São Paulo Antigo, Fotografada Pôr Militão

São Paulo Antigo Grande Hotel SP Militão Augusto de Azevedo nasceu no Rio de Janeiro em 1837 e faleceu em São Paulo Antigo, 1905, e é considerado uns dos fotógrafos brasileiros mais importantes da segunda metade do século XIX, fazendo história em Sampa.
Era ator e fotógrafo, atuando na Companhia Joaquim Heleodoro (de 1858 a 1860) e na Companhia Dramática Nacional (de 1860 a 1862), a qual fez com que mudasse para São Paulo aos 25 de anos de idade. Em 1850 começa a trabalhar como retratista no ateliê “Carneiro & Gaspar”.
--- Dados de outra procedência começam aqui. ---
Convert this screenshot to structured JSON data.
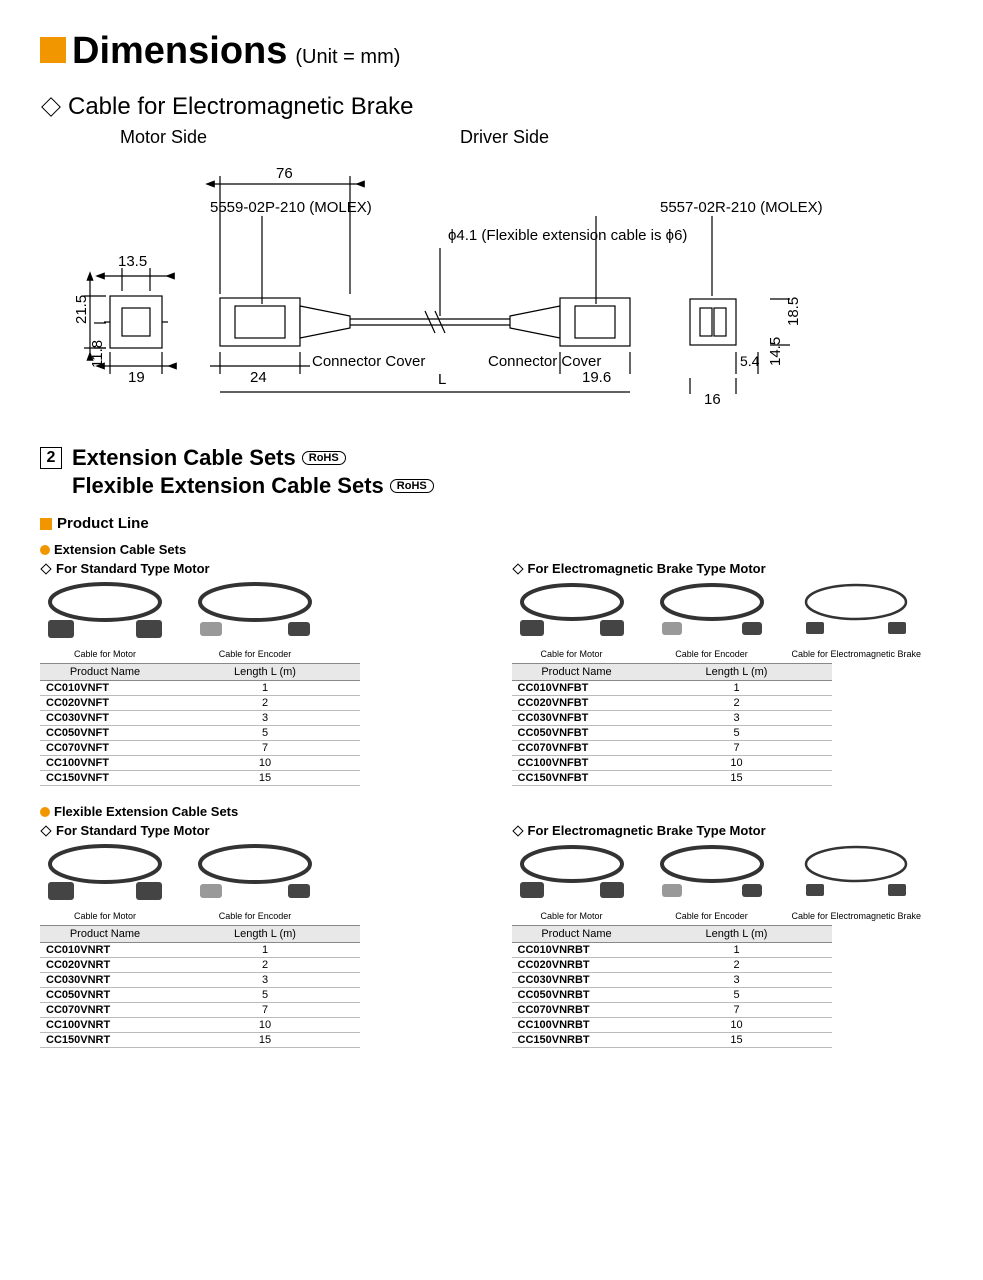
{
  "title": "Dimensions",
  "unit": "(Unit = mm)",
  "cable_section": "Cable for Electromagnetic Brake",
  "motor_side": "Motor Side",
  "driver_side": "Driver Side",
  "diagram": {
    "dim_76": "76",
    "conn_left": "5559-02P-210 (MOLEX)",
    "conn_right": "5557-02R-210 (MOLEX)",
    "phi": "ϕ4.1 (Flexible extension cable is ϕ6)",
    "dim_13_5": "13.5",
    "dim_21_5": "21.5",
    "dim_11_8": "11.8",
    "dim_19": "19",
    "dim_24": "24",
    "cover_l": "Connector Cover",
    "L": "L",
    "cover_r": "Connector Cover",
    "dim_19_6": "19.6",
    "dim_5_4": "5.4",
    "dim_16": "16",
    "dim_18_5": "18.5",
    "dim_14_5": "14.5"
  },
  "sec2_num": "2",
  "sec2_line1": "Extension Cable Sets",
  "sec2_line2": "Flexible Extension Cable Sets",
  "rohs": "RoHS",
  "product_line": "Product Line",
  "ext_sets": "Extension Cable Sets",
  "flex_sets": "Flexible Extension Cable Sets",
  "for_std": "For Standard Type Motor",
  "for_emb": "For Electromagnetic Brake Type Motor",
  "cap_motor": "Cable for Motor",
  "cap_encoder": "Cable for Encoder",
  "cap_emb": "Cable for Electromagnetic Brake",
  "th_name": "Product Name",
  "th_len": "Length L (m)",
  "tables": {
    "vnft": [
      [
        "CC010VNFT",
        "1"
      ],
      [
        "CC020VNFT",
        "2"
      ],
      [
        "CC030VNFT",
        "3"
      ],
      [
        "CC050VNFT",
        "5"
      ],
      [
        "CC070VNFT",
        "7"
      ],
      [
        "CC100VNFT",
        "10"
      ],
      [
        "CC150VNFT",
        "15"
      ]
    ],
    "vnfbt": [
      [
        "CC010VNFBT",
        "1"
      ],
      [
        "CC020VNFBT",
        "2"
      ],
      [
        "CC030VNFBT",
        "3"
      ],
      [
        "CC050VNFBT",
        "5"
      ],
      [
        "CC070VNFBT",
        "7"
      ],
      [
        "CC100VNFBT",
        "10"
      ],
      [
        "CC150VNFBT",
        "15"
      ]
    ],
    "vnrt": [
      [
        "CC010VNRT",
        "1"
      ],
      [
        "CC020VNRT",
        "2"
      ],
      [
        "CC030VNRT",
        "3"
      ],
      [
        "CC050VNRT",
        "5"
      ],
      [
        "CC070VNRT",
        "7"
      ],
      [
        "CC100VNRT",
        "10"
      ],
      [
        "CC150VNRT",
        "15"
      ]
    ],
    "vnrbt": [
      [
        "CC010VNRBT",
        "1"
      ],
      [
        "CC020VNRBT",
        "2"
      ],
      [
        "CC030VNRBT",
        "3"
      ],
      [
        "CC050VNRBT",
        "5"
      ],
      [
        "CC070VNRBT",
        "7"
      ],
      [
        "CC100VNRBT",
        "10"
      ],
      [
        "CC150VNRBT",
        "15"
      ]
    ]
  }
}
A sua experiência no teatro exerceu grande influência em seu estilo de fotografar, escolhendo a paisagem e não o retrato, pois como a maioria dos fotógrafos da época dedicava-se ao maior mercado da época, os de retratos, ele considerou a liberdade de expressão artística criativa bastante exclusiva ao escolher a paisagem urbana.
Mas, retratou figuras ilustres como: Castro Alves, Dom Pedro II, Imperatriz Tereza Cristina, Caetano de Campos, Conselheiro Ramalho entre outros e pessoas da comunidade como Avelino Figueiredo o primeiro barbeiro de São Paulo em 1870, Ama-de-leite, coristas, artistas, pessoas anônimas, todos eles catalogados minuciosamente em “diário do photographo” e Militão fazia anotações, típicas de comerciante, como: “não pagou”, “rejeitou por estar com facha bruta”, “rejeitou, ficando depois com um muito pior do qual gostou muito”.
Produziu, álbuns muito importantes, como: Vista da Cidade de São Paulo, em 1863; Álbum de vistas da Cidade de Santos, em 1864-1865; Álbum de vistas da Estrada de Ferro Santos Jundiaí, em 1868;

Com o passar dos anos, a frustração de uma arte mal remunerada e a solidão da viuvez, a qual faleceu em 1872, começaram a desanimá-lo. Suas cartas a parentes e amigos, em 1884, retratam bem este desapontamento e certo cansaço em relação à cidade que lhe serviu de inspiração.
A morte de sua mãe, Lauriana Augusta de Azevedo, foi o pingo d’água para abandonar seu ofício. Fechou a porta de seu estúdio, na Rua do Rosário (que mudou de nome para Rua da Imperatriz, 55), em 31 de dezembro de 1885. Reformou sua casa e a alugou a um só inquilino, vendendo parceladamente seu equipamento, leiloou seus objetos de estúdio, como máquinas, cadeiras, drogas químicas e voltou para o Rio de Janeiro.
Para se despedir da fotografia em 1887 produziu o  Álbum comparativo de Vistas da Cidade de S.Paulo de 1862 e 1887. Em suas correspondências fez ainda uma crônica de costumes de São Paulo e do Rio. Falou das epidemias, comentou sobre a introdução do confete no carnaval paulista como “uma invenção francesa”, contou o cotidiano, as mortes, doenças, e casamentos das famílias da virada do século.

Cansado, velho e solitário, Militão voltou em 1902 a São Paulo e foi morar com o filho mais velho, Luiz Gonzaga, que cuidava de seus bens. Em sua agenda dia 24 de maio de 1905, “a morte do grande artista, morreu hoje repentinamente às 10 hs da noite, em minha casa Rua Conselheiro Furtado, meu pai, vítima de congestão cerebral fulminante, quando dormia”.
Em 1996 a coleção de mais de 12000 fotos produzidas pôr Militão é adquirida pela Fundação Roberto Marinho e doada ao Museu Paulista da USP.